Pantau - Pemerintah tengah berpacu untuk mengejar target Pendapatan Negara Bukan Pajak (PNBP) sebesar Rp477,2 triliun pada tahun 2025, setelah hingga akhir Oktober baru mengumpulkan Rp402,4 triliun atau sekitar 84,3 persen dari target.
Direktur Jenderal Anggaran Kementerian Keuangan, Luky Alfirman, menyebutkan pemerintah harus menambah pemasukan sekitar Rp75 triliun dalam dua bulan terakhir tahun ini.
"Kurang lebih kita harus kejar Rp75 triliun dalam waktu dua bulan ini, November sampai Desember (2025)," ungkapnya.
Langkah ini menjadi penting setelah diterbitkannya Undang-Undang Nomor 1 Tahun 2025 yang mengalihkan pengelolaan dividen BUMN ke Badan Pengelola Investasi Daya Anagata Nusantara (BPI Danantara), yang berdampak signifikan pada penurunan pendapatan dari kekayaan negara yang dipisahkan.
Strategi Total Football Hadapi Tantangan PNBP
Guna menggenjot pendapatan, pemerintah mengadopsi strategi menyeluruh yang mencakup penguatan kelembagaan, peningkatan layanan, dan penerapan teknologi.
Langkah konkret yang dilakukan di antaranya adalah pembentukan Direktorat Potensi dan Pengawasan PNBP serta penunjukan Staf Ahli Bidang PNBP di Kementerian Keuangan.
Pengawasan lintas kementerian dan lembaga juga diperkuat melalui pelaksanaan joint program penerimaan negara.
Selain itu, pemerintah mempercepat penyelesaian piutang PNBP dengan memperluas penerapan sistem automatic blocking system (ABS).
"Jadi dengan ABS ini sebelum dilunasi, layanan PNBP tidak diberikan kepada wajib bayarnya," ia mengungkapkan.
Digitalisasi dan penyederhanaan layanan juga menjadi prioritas, termasuk perluasan Sistem Informasi Mineral dan Batubara Antar K/L (SIMBARA) untuk komoditas strategis seperti nikel dan tembaga.
Inovasi layanan publik, seperti e-visa, e-passport, serta pengembangan sistem Inaportnet di Kementerian Perhubungan, turut memperkuat kinerja PNBP.
"Kalau kita lihat, misalnya, kurang lebih 53,8 persen dari PNBP itu berasal dari PNBP berbasis komoditas.
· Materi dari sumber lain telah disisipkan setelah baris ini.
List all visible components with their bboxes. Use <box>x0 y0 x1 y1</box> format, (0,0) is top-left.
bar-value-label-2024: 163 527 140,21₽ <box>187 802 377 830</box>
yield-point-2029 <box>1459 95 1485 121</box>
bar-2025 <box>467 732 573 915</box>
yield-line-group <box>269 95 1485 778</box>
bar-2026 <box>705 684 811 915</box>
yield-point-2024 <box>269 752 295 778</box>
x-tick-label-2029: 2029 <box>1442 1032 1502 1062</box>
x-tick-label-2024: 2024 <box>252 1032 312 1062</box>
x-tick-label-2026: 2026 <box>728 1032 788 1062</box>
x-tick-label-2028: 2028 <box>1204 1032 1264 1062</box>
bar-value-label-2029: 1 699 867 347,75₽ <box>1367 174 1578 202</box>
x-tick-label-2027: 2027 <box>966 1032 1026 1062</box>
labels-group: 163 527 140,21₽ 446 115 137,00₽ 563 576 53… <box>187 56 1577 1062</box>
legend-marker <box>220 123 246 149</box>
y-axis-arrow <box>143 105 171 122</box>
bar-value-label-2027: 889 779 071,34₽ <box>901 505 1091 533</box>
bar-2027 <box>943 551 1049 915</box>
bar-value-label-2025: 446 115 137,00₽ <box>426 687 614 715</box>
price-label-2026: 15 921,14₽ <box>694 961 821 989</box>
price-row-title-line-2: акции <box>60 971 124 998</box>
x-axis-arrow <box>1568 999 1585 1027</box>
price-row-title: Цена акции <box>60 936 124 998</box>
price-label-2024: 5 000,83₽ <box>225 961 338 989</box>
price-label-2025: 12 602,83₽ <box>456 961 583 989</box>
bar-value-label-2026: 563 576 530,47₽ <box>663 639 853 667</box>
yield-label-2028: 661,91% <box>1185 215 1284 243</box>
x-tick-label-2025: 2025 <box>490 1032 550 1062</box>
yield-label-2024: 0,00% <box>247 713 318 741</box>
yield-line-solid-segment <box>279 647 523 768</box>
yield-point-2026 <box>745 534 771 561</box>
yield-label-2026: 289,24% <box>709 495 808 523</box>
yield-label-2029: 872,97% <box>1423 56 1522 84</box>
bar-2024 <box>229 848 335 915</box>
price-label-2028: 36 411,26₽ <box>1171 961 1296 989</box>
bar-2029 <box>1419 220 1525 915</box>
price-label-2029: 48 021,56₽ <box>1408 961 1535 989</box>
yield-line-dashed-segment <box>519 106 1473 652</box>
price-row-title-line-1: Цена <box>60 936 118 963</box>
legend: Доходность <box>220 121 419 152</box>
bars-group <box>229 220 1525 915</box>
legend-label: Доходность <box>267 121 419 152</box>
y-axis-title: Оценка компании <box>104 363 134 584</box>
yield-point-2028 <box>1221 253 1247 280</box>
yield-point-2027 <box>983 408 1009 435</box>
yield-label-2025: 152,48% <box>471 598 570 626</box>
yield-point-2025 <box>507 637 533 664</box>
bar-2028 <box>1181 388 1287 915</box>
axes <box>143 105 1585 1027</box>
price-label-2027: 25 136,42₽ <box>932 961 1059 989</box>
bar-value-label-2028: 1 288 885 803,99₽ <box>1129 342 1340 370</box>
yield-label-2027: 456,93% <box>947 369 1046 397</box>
Jadi, penerimaan PNBP ini akan sangat tergantung dari fluktuatifnya komoditas baik di sisi harga maupun di sisi produksi," kata Luky.
K/L dan BLU Jadi Penopang Kinerja PNBP
PNBP dari kementerian/lembaga tercatat mencapai Rp110,6 triliun, melampaui target outlook semester sebesar Rp109,4 triliun.
Kinerja ini didorong oleh inovasi layanan dan peningkatan efisiensi, termasuk dari sektor perizinan dan transportasi.
Sementara itu, penerimaan dari badan layanan umum (BLU) mencapai Rp82,2 triliun atau naik 0,7 persen secara tahunan, dengan kontribusi utama dari sektor pengelolaan dana, layanan kesehatan, pendidikan, serta barang dan jasa.
Peningkatan layanan serta hasil investasi di fasilitas kesehatan menjadi salah satu pendorong terbesar.
Lima kementerian/lembaga penyumbang pendapatan BLU terbesar adalah Kementerian Keuangan, Kementerian Kesehatan, Kementerian Pendidikan, Kebudayaan, Riset, dan Teknologi (Kemendiktisaintek), Kementerian Pertahanan, dan Kementerian Komunikasi dan Digital (Kemenkomdigi).
Namun demikian, penerimaan dari kekayaan negara yang dipisahkan (KND) anjlok hingga hanya Rp11,8 triliun, atau turun tajam 85,1 persen secara tahunan.
Penurunan ini disebabkan oleh penerapan UU Nomor 1 Tahun 2025 yang mengalihkan pengelolaan dividen BUMN ke BPI Danantara.
"Jadi, bisa dilihat di sini bahwa kami di Kementerian Keuangan melihat PNBP itu kita benar-benar total football, kami juga menyiapkan secara organisasi bagaimana bisa menggali potensi penerimaan dari PNBP ini," tegas Luky.
Meskipun kehilangan sekitar Rp80 triliun dari sisi KND, pemerintah menilai peningkatan pendapatan dari K/L dan BLU cukup membantu memperbaiki proyeksi penerimaan negara hingga akhir tahun.